Thursday, July 2, 2026

The $500 Billion AI Bet That Could Turn to Junk

The Stargate project was supposed to crown Oracle as an AI infrastructure giant. Now its debt rating is flirting with junk status and investors want out.

Jan 27, 2026 · 16 Minutes

The AI Infrastructure Euphoria Is Meeting Its Credit Rating

There is a version of the AI infrastructure story where Oracle is a hero: a legacy enterprise giant that bet big on the future, landed a starring role in the $500 billion Stargate project alongside OpenAI, and rewarded its shareholders for the faith. Then there is the version that is actually playing out right now.

JP Morgan is struggling to syndicate $38 billion in loans connected to the Stargate project without pushing yields high enough to spook the market. Oracle's debt sits at a BBB rating, which is investment grade, but barely. S&P has formally flagged the company's AI spending as a financial risk. And the word nobody wants to say out loud is now being said quietly: junk.

As Neeta Bidwai laid out in this week's episode, Oracle went from riding high in Q3 of 2025 to a position that should concern anyone holding the stock or the debt.

Why This Is Bigger Than One Company's Balance Sheet

Oracle is not some scrappy startup that overpromised and underdelivered. It is one of the most established names in enterprise technology. The fact that its aggressive push into AI infrastructure is now a credit concern is a signal worth taking seriously about the economics of building AI at scale.

The Stargate project represents the kind of capital commitment that looked visionary when AI euphoria was at its peak. What it looks like when financing costs rise and lenders demand higher yields is a different story entirely. The investors JP Morgan is trying to bring in are looking at that BBB rating and calculating how quickly it could slip, and whether they want to be holding paper when it does.

There is a broader pattern here. PitchBook data cited in the episode shows that AI represented 65% of annual deal value in 2025, totaling $222 billion, but that number is concentrated in a small number of mega deals. Corporates participated in 68% of AI deal value, an all-time high, and the episode notes this appears to be driven by both genuine opportunity and fear of missing out. Fear of missing out is not a balance sheet strategy.

The Ellison Wildcard

The Oracle story has a subplot that is genuinely strange. Larry Ellison personally guaranteed $40 billion connected to Paramount's bid to acquire Warner Bros. Discovery from Netflix. That proxy campaign has already stumbled, and the tender offer deadline has been pushed to February 20th. But the more interesting problem is the link it creates between Oracle's financial health and a major media M&A battle. If Oracle's creditworthiness continues to deteriorate, the knock-on effects reach well beyond cloud infrastructure.

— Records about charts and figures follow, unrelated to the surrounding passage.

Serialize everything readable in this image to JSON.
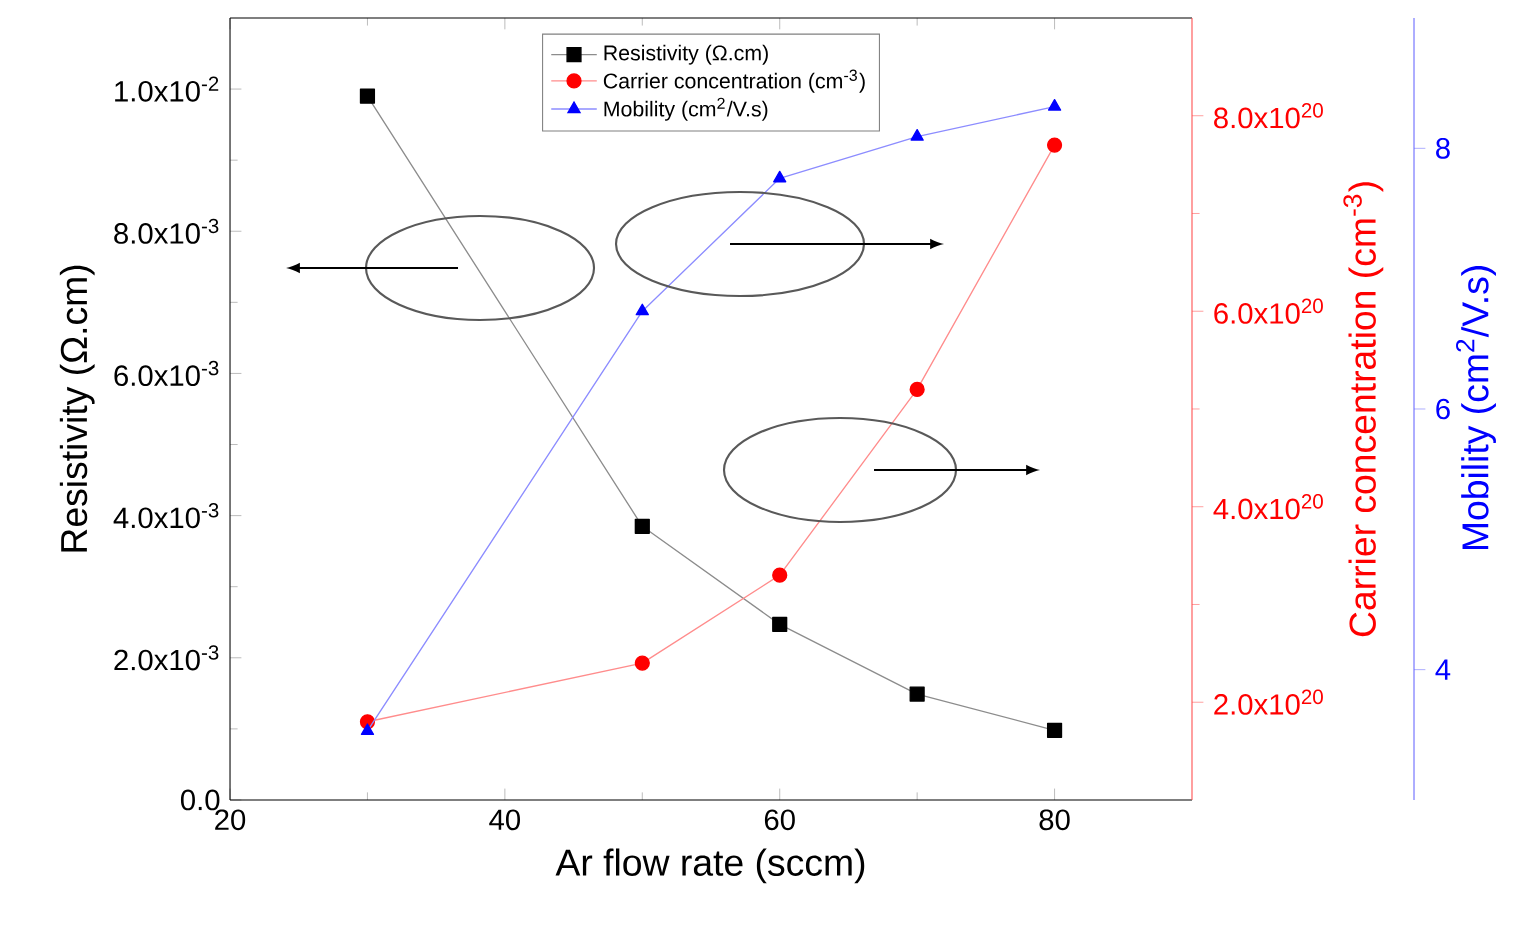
{
  "chart_data": {
    "type": "line",
    "xlabel": "Ar flow rate (sccm)",
    "ylabel": "Resistivity (Ω.cm)",
    "y2label": "Carrier concentration (cm$^{-3}$)",
    "y3label": "Mobility (cm$^{2}$/V.s)",
    "x": [
      30,
      50,
      60,
      70,
      80
    ],
    "xlim": [
      20,
      90
    ],
    "xticks": [
      20,
      40,
      60,
      80
    ],
    "ylim": [
      0,
      0.011
    ],
    "yticks": [
      {
        "value": 0,
        "label": "0.0"
      },
      {
        "value": 0.002,
        "label": "2.0x10$^{-3}$"
      },
      {
        "value": 0.004,
        "label": "4.0x10$^{-3}$"
      },
      {
        "value": 0.006,
        "label": "6.0x10$^{-3}$"
      },
      {
        "value": 0.008,
        "label": "8.0x10$^{-3}$"
      },
      {
        "value": 0.01,
        "label": "1.0x10$^{-2}$"
      }
    ],
    "y2lim": [
      1e+20,
      9e+20
    ],
    "y2ticks": [
      {
        "value": 2e+20,
        "label": "2.0x10$^{20}$"
      },
      {
        "value": 4e+20,
        "label": "4.0x10$^{20}$"
      },
      {
        "value": 6e+20,
        "label": "6.0x10$^{20}$"
      },
      {
        "value": 8e+20,
        "label": "8.0x10$^{20}$"
      }
    ],
    "y3lim": [
      3,
      9
    ],
    "y3ticks": [
      4,
      6,
      8
    ],
    "series": [
      {
        "name": "Resistivity (Ω.cm)",
        "color": "#000000",
        "marker": "square",
        "values": [
          0.0099,
          0.00385,
          0.00247,
          0.00149,
          0.00098
        ]
      },
      {
        "name": "Carrier concentration (cm$^{-3}$)",
        "color": "#ff0000",
        "marker": "circle",
        "axis": "y2",
        "values": [
          1.8e+20,
          2.4e+20,
          3.3e+20,
          5.2e+20,
          7.7e+20
        ]
      },
      {
        "name": "Mobility (cm$^{2}$/V.s)",
        "color": "#0000ff",
        "marker": "triangle",
        "axis": "y3",
        "values": [
          3.53,
          6.75,
          7.77,
          8.09,
          8.32
        ]
      }
    ],
    "legend": "top",
    "grid": false
  }
}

This is what overleveraged optimism looks like when the cycle turns. One big bet creates exposure that bleeds into entirely unrelated industries.

Apple Just Made OpenAI's Problem Worse

Separate from the Oracle situation, the episode surfaced another data point that reshapes the competitive picture for AI services. Apple has chosen Google's Gemini to power the AI replacement for Siri, explicitly passing over OpenAI. Apple and Google reportedly described Gemini and Google Cloud infrastructure as the superior option currently available.

For a company trying to establish itself as the default AI layer across enterprise and consumer products, losing Apple to a competitor is not a minor setback. Siri is installed on hundreds of millions of devices. If Gemini becomes the AI engine behind it, that is a distribution advantage that compounds over time.

What Comes Next

The AI infrastructure buildout was always going to require a reckoning with basic financial reality. The question was when, and what the trigger would be. Oracle's debt pressure suggests the reckoning is arriving earlier than the most optimistic projections assumed.

For investors, the episode's framing is useful: AI deal value is real, but it is concentrated, and the companies carrying the most debt to fund that concentration are now the ones drawing scrutiny. The infrastructure layer of the AI economy is not immune to the same dynamics that have plagued every previous technology buildout, from fiber optic cables in the late 1990s to data centers in the 2010s.

The fish-gill microplastics filter that closed the episode is a useful contrast. Small, cheap, installable at the source, and solving a genuine problem. Sometimes the most durable infrastructure is the kind that does not require a junk bond to build.